Singapore’s traditionally vanilla commodities market is going exotic. And demand for structurers of related derivative products is going through the roof.
“Commodities trading is dominated by US and French banks, with Japanese banks getting into play,” says Gary Lai, manager of front-office banking and finance at Robert Walters. “There is huge demand for energy resources from emerging economies such as China, Vietnam and India. This, coupled with volatile oil prices, creates demand for banks to offer innovative hedging tools.”
“A number of banks are looking to upgrade and beef up their commodities business, moving away from standard products to exotic ones,” agrees Danny Oon, a consultant handling the commodities sector at Smith & Jessen in Singapore. “They are looking for people who can move across asset classes and apply their skills: it is very different from years ago, when traders would be limited to a narrow portfolio.

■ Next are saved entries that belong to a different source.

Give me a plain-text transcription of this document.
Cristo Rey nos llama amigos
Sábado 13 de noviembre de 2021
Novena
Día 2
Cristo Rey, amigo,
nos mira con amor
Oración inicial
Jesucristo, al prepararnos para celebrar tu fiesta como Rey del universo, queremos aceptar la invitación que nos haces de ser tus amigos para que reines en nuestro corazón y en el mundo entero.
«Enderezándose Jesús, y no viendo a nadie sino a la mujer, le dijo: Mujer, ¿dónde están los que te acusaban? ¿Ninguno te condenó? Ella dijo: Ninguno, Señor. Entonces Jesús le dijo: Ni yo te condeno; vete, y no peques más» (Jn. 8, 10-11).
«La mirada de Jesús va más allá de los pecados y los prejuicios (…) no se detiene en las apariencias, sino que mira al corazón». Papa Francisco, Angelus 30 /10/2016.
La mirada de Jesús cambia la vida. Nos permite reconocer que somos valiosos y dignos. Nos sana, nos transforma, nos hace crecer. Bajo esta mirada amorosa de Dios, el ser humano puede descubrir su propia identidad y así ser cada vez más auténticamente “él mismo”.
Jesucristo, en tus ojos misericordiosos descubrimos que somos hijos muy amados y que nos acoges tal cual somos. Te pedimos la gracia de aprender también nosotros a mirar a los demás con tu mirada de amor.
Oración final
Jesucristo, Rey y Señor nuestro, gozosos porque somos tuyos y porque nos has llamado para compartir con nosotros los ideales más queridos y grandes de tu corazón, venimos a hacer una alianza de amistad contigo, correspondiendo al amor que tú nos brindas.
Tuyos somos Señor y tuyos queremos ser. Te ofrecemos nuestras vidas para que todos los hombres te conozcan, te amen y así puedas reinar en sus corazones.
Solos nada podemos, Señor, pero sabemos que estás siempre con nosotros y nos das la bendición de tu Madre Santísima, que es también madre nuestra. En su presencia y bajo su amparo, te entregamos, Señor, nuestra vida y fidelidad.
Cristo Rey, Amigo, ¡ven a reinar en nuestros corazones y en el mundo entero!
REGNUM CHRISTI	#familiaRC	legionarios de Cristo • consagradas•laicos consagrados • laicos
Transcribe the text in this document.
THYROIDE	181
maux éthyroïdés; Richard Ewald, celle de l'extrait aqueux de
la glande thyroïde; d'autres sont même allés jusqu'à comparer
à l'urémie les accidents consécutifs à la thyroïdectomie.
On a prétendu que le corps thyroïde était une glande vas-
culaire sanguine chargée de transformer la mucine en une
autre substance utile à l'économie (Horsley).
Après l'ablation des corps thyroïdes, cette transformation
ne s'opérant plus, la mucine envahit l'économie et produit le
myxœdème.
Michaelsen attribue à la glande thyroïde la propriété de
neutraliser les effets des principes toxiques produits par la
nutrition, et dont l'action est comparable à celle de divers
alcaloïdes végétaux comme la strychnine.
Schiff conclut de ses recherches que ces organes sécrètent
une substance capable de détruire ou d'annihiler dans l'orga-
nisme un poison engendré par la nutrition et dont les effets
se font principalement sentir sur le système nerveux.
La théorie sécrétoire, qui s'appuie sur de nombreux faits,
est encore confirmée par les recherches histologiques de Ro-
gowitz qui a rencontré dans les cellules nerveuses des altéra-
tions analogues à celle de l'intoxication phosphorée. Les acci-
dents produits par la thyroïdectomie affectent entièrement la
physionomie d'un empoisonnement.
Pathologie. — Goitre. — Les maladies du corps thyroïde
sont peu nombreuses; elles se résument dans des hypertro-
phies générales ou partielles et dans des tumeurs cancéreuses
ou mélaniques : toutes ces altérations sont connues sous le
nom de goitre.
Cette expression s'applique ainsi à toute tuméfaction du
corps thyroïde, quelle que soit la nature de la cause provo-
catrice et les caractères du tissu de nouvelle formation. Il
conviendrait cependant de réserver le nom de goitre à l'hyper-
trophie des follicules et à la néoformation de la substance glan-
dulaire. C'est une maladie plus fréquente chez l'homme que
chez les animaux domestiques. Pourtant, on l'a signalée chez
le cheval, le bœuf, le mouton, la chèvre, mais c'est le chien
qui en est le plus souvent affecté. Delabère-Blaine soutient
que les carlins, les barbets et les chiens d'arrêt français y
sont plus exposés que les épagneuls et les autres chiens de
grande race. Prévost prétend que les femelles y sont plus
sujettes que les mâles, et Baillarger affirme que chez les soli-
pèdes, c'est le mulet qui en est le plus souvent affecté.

Banks want people who understand risk – particularly applied to commodities, which has its own behavioural patterns that are different to other sectors.”
According to Lai, banks prefer to hire locally, but due to the small talent pool, they are also hiring from Japan, Australia and Europe. In addition, structurers are moving to banks from oil companies such as BP and Shell, and specialist trading houses such as Mitsui Oil.
Candidates with five or more years’ experience can expect to earn base salaries of between US$120k (S$180k) and US$250k (S$380k), with bonuses double that in good years.